PAUL LEWIS / WASHINGTON DC
Congressional move puts multi-year 64 aircraft procurement plan at risk despite air force confidence
The US Air Force is confident of meeting a new Congressional stipulation that the Lockheed Martin C-130J Hercules be certified as operationally effective and suitable as a condition for approved funding in the fiscal year 2003 budget.
The move is vital if multi-year procurement (MYP) of 64 aircraft is to begin. But on its current schedule the air force will not be ready to declare an initial operational capability (IOC) before late FY04.

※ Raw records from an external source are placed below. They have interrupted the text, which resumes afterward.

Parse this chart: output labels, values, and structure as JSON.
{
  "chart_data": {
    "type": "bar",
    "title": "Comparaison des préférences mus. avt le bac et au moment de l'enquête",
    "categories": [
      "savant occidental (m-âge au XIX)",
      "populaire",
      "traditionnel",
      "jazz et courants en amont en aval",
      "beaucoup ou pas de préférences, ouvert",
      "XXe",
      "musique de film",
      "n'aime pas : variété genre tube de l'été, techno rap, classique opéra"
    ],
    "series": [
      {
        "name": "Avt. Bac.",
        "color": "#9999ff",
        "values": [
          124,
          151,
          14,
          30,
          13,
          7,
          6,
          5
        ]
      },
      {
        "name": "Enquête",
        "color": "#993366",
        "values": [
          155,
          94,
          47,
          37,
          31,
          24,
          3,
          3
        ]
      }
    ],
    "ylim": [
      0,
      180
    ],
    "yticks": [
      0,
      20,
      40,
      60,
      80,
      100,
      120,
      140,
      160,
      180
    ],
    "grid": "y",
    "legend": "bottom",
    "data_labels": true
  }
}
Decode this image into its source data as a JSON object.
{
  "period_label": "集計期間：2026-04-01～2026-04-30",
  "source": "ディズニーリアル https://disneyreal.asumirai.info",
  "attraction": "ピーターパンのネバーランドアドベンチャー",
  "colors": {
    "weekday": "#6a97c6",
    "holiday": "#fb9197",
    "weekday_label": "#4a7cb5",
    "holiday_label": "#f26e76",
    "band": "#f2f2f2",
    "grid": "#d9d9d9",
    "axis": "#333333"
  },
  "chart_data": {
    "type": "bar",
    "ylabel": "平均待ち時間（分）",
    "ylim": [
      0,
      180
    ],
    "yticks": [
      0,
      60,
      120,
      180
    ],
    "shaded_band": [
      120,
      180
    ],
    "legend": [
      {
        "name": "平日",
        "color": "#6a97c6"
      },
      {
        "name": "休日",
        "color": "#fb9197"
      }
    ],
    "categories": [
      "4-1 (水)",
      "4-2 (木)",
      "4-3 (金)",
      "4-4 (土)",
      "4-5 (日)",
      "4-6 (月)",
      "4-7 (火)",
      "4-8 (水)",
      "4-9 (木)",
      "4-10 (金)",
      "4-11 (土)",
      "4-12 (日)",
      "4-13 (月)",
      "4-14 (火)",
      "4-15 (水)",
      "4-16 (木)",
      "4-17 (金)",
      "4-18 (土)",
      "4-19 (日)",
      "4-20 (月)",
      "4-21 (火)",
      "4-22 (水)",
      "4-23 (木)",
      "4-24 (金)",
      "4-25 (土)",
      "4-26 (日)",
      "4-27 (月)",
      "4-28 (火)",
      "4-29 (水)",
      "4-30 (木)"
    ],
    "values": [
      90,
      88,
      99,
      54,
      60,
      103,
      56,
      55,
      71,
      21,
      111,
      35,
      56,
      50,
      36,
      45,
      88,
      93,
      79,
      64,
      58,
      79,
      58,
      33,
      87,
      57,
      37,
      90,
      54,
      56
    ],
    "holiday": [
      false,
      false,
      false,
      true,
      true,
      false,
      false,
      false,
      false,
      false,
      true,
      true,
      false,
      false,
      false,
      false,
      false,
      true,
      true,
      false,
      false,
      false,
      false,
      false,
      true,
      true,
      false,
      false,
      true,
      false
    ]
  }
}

"They are looking for a commitment or an assurance that we are on track for a successful dedicated operational test and evaluation. We anticipate that happening later this year, and at this point we believe we're on track," says Col Bob Hudson, chief of the USAF's theatre airlift, special operations and trainer division. The C-130J programme is still in the process of addressing system shortcomings highlighted by an initial phase of testing.
The air force claims to have addressed 50 deficiencies and completed qualification testing of the Block 5.3 mission software. Another 43 issues remain to be fixed, and the C-130J fleet has still to be upgraded from the 5.2 software standard, which has been plagued by false alarms, to the new 5.3. The aircraft will not reach full operational capability until Block 5.4 is fielded, which will include an integrated self-defence capability. But the US Marine Corps plans to declare IOC next year with Block 5.3.
At stake is procurement over five years for 40 stretched CC-130Js (formerly the C-130J-30), which the air force wants to start in 2004 with an initial four aircraft, and a USMC six-year buy of 24 KC-130J tankers beginning next year. The 27 USAF and 11 marine corps aircraft ordered to date were funded on an annual incremental basis, compared to which the MYP promises to save the air force $420 million and the USMC $235 million.
Beyond Block 5.4, the USAF has mapped out a spiral development plan calling for the delivery of updated software every two years, with funding for Block 6.0 starting next year, followed by Block 7.0 in 2005, Block 9.0 in 2007 and Block 9 in 2009. "Blocks 6-8 will be predominantly focused on GATM [global air traffic management] compliance as we believe we will have fixed most of the mission essential deficiencies in Block 5.3/5.4," says Lt Col Brian Dougherty, of the USAF chief tactical airlift branch.
The C-130J is equipped with GPS satellite navigation, protected instrument landing system and a traffic alert collision avoidance system. It is certificated for required navigation performance 5 already. Capabilities planned to be added include a multimode receiver, voice satellite communications, improved GPS, controller-pilot datalink and 8.33kHz VHF radio.